5:34, and I feel like I’m really too drunk to enjoy the possibility that I stayed up all night having conversations within conversations with Sean from Cali, Doug from NY and Dave from Canada, eh? Or that I was truly capable of contributing to such conversations about topics that really are important to me. The sun rising outside my window reminds me that once this experience is over, the cycles of this world will continue, years after I’ve said goodbye to the friends and colleagues that have sharpened me and my intellect here.

Living in this dorm brings to mind living in Central/Eastern Europe: at random times throughout the day, the electricity and water are cut off with no explanation.

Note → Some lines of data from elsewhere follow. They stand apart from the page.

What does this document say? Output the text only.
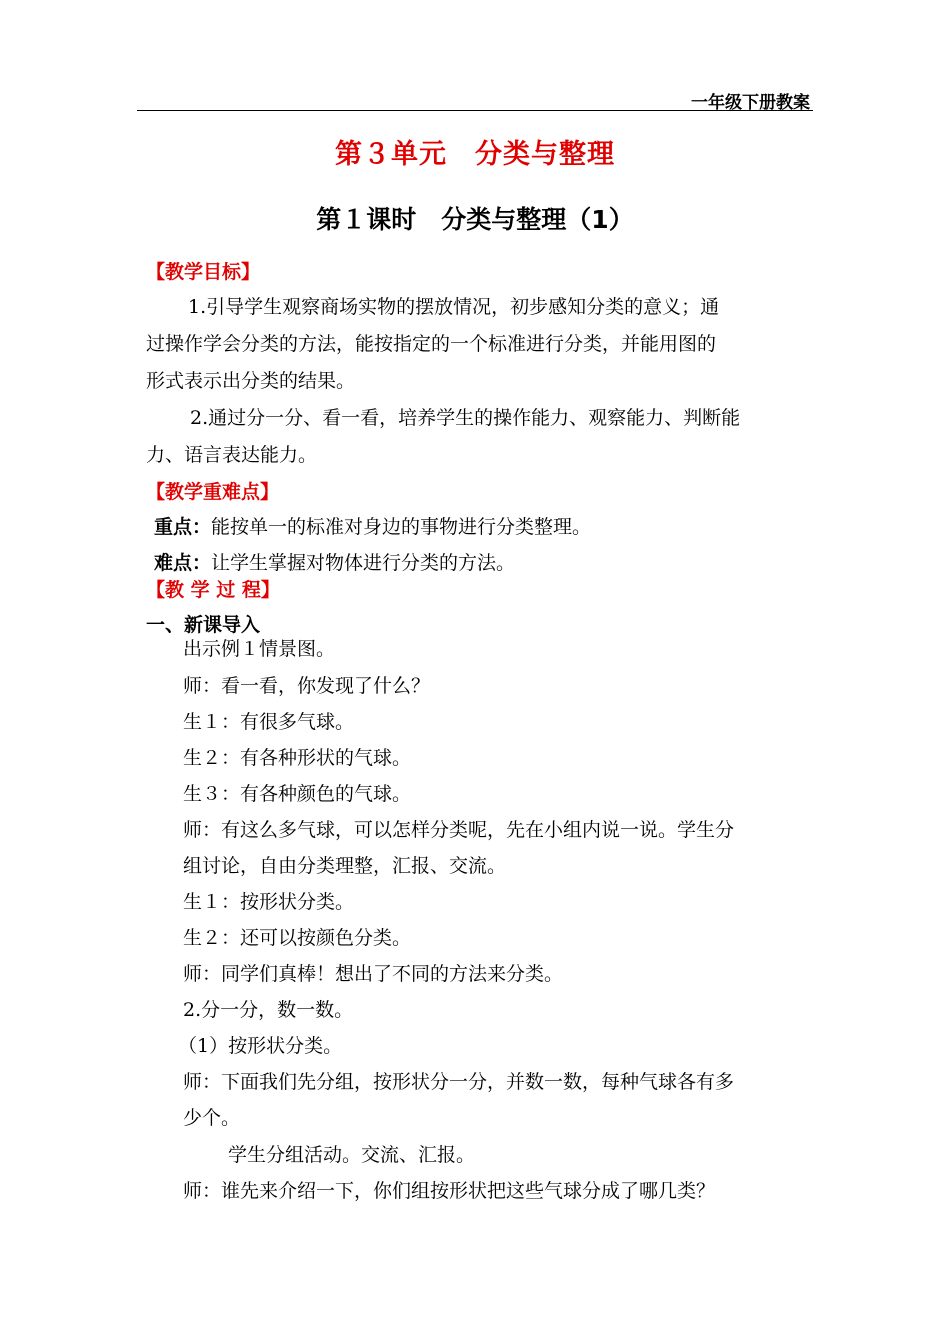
一年级下册教案
第３单元　分类与整理
第１课时　分类与整理（1）
【教学目标】
1.引导学生观察商场实物的摆放情况，初步感知分类的意义；通
过操作学会分类的方法，能按指定的一个标准进行分类，并能用图的
形式表示出分类的结果。
2.通过分一分、看一看，培养学生的操作能力、观察能力、判断能
力、语言表达能力。
【教学重难点】
重点：能按单一的标准对身边的事物进行分类整理。
难点：让学生掌握对物体进行分类的方法。
【教 学 过 程】
一、新课导入
出示例１情景图。
师：看一看，你发现了什么？
生１：有很多气球。
生２：有各种形状的气球。
生３：有各种颜色的气球。
师：有这么多气球，可以怎样分类呢，先在小组内说一说。学生分
组讨论，自由分类理整，汇报、交流。
生１：按形状分类。
生２：还可以按颜色分类。
师：同学们真棒！想出了不同的方法来分类。
2.分一分，数一数。
（1）按形状分类。
师：下面我们先分组，按形状分一分，并数一数，每种气球各有多
少个。
学生分组活动。交流、汇报。
师：谁先来介绍一下，你们组按形状把这些气球分成了哪几类？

I remember scheduling my showers in L’viv under such conditions, not knowing if I would indeed be able to wash the shampoo from my hair–before I finally shaved it all off, that is.

I’ve liked–for the most part–the interactions I’ve had with my fellow Slavists at this program. Despite the numerous inferiority complexes that sprout like mushrooms each morning, I (for the past few days) have actually been able to converse with fellow scholars and academics about life from my own perspective without (I hope) sounding too provincial or common. My fear, of course, is that I will be exposed as some kind of hack—a fear I remember quite vividly from the time I was at the autobiography conference in Beijing in 1999. My class background is always there to remind me that perhaps I have in several ways managed to deny (though to ultimately be fair, move beyond the limitations of) my socio-economic station into which I was born.